I've implemented a (not that efficient, but proof of concept) Haskell program that does the trick for an arbitrary tuple-length:

import qualified Data.Set as Set

tupleSize :: Int
tupleSize = 3

group :: Int -> [a] -> [[a]]
group _ [] = []
group n l = take n l : group n (drop n l)

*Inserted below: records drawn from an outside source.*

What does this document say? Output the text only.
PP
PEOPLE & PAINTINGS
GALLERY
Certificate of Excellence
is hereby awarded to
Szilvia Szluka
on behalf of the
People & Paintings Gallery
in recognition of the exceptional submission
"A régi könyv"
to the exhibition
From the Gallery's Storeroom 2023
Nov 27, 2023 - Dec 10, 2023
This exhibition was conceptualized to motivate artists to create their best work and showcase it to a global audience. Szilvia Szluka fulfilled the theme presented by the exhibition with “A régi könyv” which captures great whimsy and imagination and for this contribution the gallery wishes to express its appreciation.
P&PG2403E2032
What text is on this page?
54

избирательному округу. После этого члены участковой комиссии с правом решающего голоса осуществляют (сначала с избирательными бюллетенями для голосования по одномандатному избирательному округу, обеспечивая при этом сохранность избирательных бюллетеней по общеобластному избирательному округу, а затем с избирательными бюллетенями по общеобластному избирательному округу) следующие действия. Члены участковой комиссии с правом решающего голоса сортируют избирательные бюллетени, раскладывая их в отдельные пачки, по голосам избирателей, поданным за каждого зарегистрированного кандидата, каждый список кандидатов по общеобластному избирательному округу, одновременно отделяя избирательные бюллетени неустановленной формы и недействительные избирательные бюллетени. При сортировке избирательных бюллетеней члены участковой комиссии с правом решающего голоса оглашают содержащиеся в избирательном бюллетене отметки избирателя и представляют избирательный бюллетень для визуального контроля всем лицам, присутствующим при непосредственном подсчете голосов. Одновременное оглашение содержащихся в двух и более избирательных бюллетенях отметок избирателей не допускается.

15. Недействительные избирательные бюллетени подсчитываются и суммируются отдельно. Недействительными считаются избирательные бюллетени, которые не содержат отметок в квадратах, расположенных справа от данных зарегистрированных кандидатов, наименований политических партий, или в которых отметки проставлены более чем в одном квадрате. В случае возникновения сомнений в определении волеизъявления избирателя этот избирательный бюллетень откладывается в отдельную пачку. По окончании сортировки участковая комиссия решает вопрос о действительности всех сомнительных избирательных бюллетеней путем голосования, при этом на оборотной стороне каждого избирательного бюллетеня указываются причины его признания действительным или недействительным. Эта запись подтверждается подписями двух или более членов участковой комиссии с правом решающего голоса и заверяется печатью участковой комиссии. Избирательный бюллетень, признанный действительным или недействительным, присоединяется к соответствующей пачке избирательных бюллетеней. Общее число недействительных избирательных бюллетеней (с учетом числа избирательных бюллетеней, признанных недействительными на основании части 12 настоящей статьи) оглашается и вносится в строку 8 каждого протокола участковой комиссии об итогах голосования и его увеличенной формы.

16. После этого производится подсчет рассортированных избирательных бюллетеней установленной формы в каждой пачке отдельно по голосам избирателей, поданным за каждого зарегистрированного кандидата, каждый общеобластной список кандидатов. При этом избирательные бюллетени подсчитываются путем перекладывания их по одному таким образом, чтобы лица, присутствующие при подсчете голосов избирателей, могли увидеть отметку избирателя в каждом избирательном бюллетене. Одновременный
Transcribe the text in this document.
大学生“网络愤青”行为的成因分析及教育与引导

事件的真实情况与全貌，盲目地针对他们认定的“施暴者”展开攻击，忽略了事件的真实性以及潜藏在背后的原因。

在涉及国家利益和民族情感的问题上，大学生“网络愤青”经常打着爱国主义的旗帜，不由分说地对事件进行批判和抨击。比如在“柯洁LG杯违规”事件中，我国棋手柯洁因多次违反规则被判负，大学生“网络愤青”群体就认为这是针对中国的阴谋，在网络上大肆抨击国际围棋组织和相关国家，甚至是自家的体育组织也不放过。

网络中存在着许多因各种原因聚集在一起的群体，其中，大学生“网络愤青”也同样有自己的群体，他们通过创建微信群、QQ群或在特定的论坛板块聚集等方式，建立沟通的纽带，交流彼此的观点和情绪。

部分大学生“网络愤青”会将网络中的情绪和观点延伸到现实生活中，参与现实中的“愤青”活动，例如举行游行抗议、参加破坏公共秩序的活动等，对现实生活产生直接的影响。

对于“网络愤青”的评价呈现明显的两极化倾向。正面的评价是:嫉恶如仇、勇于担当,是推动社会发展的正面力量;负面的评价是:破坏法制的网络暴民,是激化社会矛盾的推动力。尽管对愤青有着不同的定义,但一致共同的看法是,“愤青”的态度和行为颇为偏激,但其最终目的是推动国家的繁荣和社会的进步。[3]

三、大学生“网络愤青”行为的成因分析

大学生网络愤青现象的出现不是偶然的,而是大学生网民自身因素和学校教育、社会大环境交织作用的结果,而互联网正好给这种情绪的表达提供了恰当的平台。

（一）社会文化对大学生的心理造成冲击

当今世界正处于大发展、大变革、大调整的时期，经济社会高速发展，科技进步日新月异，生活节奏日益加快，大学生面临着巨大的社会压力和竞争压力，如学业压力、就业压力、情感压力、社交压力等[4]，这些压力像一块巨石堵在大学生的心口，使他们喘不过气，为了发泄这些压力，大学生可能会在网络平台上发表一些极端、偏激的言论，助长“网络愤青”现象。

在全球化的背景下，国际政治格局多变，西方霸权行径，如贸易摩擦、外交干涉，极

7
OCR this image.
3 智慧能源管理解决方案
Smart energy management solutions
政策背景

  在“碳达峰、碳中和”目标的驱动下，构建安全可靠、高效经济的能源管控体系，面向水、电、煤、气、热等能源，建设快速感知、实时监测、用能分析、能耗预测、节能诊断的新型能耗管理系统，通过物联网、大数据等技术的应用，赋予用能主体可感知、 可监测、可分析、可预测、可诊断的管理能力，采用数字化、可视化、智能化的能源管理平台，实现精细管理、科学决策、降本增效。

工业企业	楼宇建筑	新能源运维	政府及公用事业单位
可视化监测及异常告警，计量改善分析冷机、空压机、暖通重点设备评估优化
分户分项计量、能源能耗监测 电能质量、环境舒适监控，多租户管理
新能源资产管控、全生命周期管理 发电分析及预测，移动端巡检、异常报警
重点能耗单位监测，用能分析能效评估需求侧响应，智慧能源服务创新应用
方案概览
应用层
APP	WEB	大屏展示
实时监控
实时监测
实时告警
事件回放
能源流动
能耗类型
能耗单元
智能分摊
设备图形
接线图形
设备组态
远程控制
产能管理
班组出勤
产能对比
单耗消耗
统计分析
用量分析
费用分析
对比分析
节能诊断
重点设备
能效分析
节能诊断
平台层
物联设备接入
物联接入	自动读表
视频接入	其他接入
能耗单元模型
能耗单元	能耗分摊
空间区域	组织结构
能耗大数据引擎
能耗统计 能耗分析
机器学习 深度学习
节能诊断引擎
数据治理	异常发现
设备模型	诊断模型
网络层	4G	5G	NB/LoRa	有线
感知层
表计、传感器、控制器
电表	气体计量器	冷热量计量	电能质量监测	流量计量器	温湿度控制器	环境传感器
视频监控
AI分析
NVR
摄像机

empty :: Int -> Set.Set [Int]
empty n = Set.fromList [replicate n 0]

solve :: [Int] -> [[Int]] -> Bool
solve t qs = Set.member t $ mix t (lowerBound t qs) qs $ empty $ length t

lowerBound :: [Int] -> [[Int]] -> [Int]
lowerBound = foldl (zipWith (-))

lowerCheck :: [Int] -> [Int] -> Bool
lowerCheck l x = and $ zipWith (<=) l x

targetCheck :: [Int] -> [Int] -> Bool
targetCheck t x = and $ zipWith (>=) t x

takeout :: Int -> [a] -> [a]
takeout _ [] = []
takeout i (h:hs) | i == 0 = hs
                 | otherwise = h : takeout (i-1) hs

mix :: [Int] -> [Int] -> [[Int]] -> Set.Set [Int] -> Set.Set [Int]
mix _ _ [] s = s
mix t l (q:qs) s = mix t (zipWith(+) l q) qs $ Set.filter (lowerCheck l) $ Set.union s $ Set.filter (targetCheck t) $ Set.map (zipWith (+) q) s

reply :: Bool -> String
reply True = "yes"
reply False = "no"

main = interact $ \x -> let tuples = group tupleSize $ takeout tupleSize $ map read (words x) in reply $ solve (head tuples) (tail tuples)

You can compile an run it using:

ghc file.hs
./file < input

Conclusion: Although the worst-case behavior can be hard, the second example shows that the problem can be solve efficiently for some cases.